Mrs. Hersh was born at Southampton Hospital on Dec. 30, 1952, one of her parents’ four children. Her mother died only five years ago at age 98. She attended the Amagansett School and Most Holy Trinity Catholic School in East Hampton and graduated from East Hampton High School. After two years at Suffolk Community College, she went to the State University at Albany, where she earned a bachelor’s degree in business education. She subsequently taught business and was an assistant reading teacher in the Comsewogue School District. More recently, she ran a computer based reading program for young readers at Forest Brook Elementary School in the Hauppauge School District.
In July 1976 she converted to Judaism to marry Stephen Hersh, who survives. They had met in college and settled in Smithtown where they reared their children.

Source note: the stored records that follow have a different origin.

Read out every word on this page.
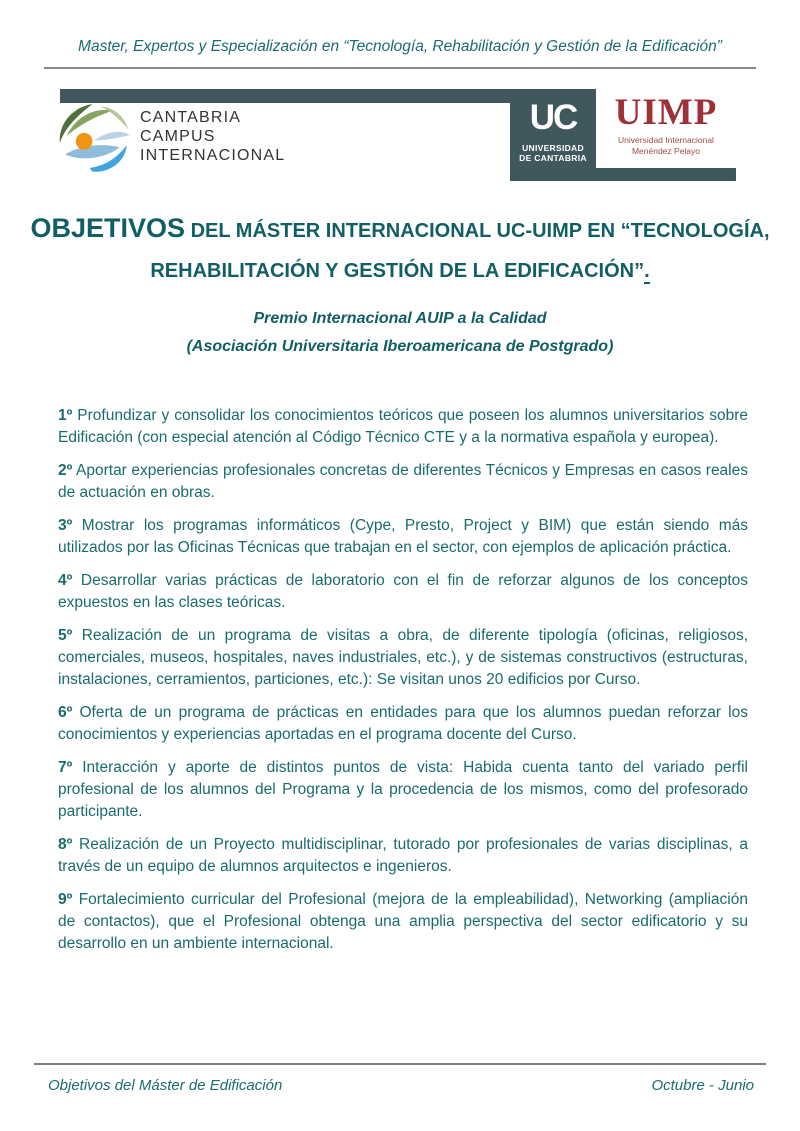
Master, Expertos y Especialización en “Tecnología, Rehabilitación y Gestión de la Edificación”
CANTABRIA
CAMPUS
INTERNACIONAL
UC
UNIVERSIDAD
DE CANTABRIA
UIMP
Universidad Internacional
Menéndez Pelayo
OBJETIVOS DEL MÁSTER INTERNACIONAL UC-UIMP EN “TECNOLOGÍA,
REHABILITACIÓN Y GESTIÓN DE LA EDIFICACIÓN”.
Premio Internacional AUIP a la Calidad
(Asociación Universitaria Iberoamericana de Postgrado)

1º Profundizar y consolidar los conocimientos teóricos que poseen los alumnos universitarios sobre Edificación (con especial atención al Código Técnico CTE y a la normativa española y europea).

2º Aportar experiencias profesionales concretas de diferentes Técnicos y Empresas en casos reales de actuación en obras.

3º Mostrar los programas informáticos (Cype, Presto, Project y BIM) que están siendo más utilizados por las Oficinas Técnicas que trabajan en el sector, con ejemplos de aplicación práctica.

4º Desarrollar varias prácticas de laboratorio con el fin de reforzar algunos de los conceptos expuestos en las clases teóricas.

5º Realización de un programa de visitas a obra, de diferente tipología (oficinas, religiosos, comerciales, museos, hospitales, naves industriales, etc.), y de sistemas constructivos (estructuras, instalaciones, cerramientos, particiones, etc.): Se visitan unos 20 edificios por Curso.

6º Oferta de un programa de prácticas en entidades para que los alumnos puedan reforzar los conocimientos y experiencias aportadas en el programa docente del Curso.

7º Interacción y aporte de distintos puntos de vista: Habida cuenta tanto del variado perfil profesional de los alumnos del Programa y la procedencia de los mismos, como del profesorado participante.

8º Realización de un Proyecto multidisciplinar, tutorado por profesionales de varias disciplinas, a través de un equipo de alumnos arquitectos e ingenieros.

9º Fortalecimiento curricular del Profesional (mejora de la empleabilidad), Networking (ampliación de contactos), que el Profesional obtenga una amplia perspectiva del sector edificatorio y su desarrollo en un ambiente internacional.

Objetivos del Máster de Edificación	Octubre - Junio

Mrs. Hersh’s family said she loved spending time at the beach and, once her mother moved to East Hampton, could often be seen on Main Beach. She enjoyed traveling and had gone to France and Poland in 1972 with her mother, who returned to find her roots. She was proud of her family history on both sides, they said.
Mrs. Hersh was “a loving mother and wife,” her family said, and enjoyed taking walks, knitting quilts for family and friends, and being sociable. She had had a cat for many years and most recently had considered her children’s corgis her “grandpups.”
In addition to Mr. Hersh, a son, Jeff Hersh of Los Angeles, and a daughter, Carolyn Hersh of Hauppauge, survive her. Her siblings survive as well. They are Josephine Domingues of Springfield, Va., Jonathan Bennett of Moodus, Conn., and Amagansett, and Capt. Harvey L. Bennett of Amagansett.
Mrs. Hersh had a Jewish funeral and was buried at Mt. Ararat Cemetery in Farmingdale. The family will hold a memorial at a future date.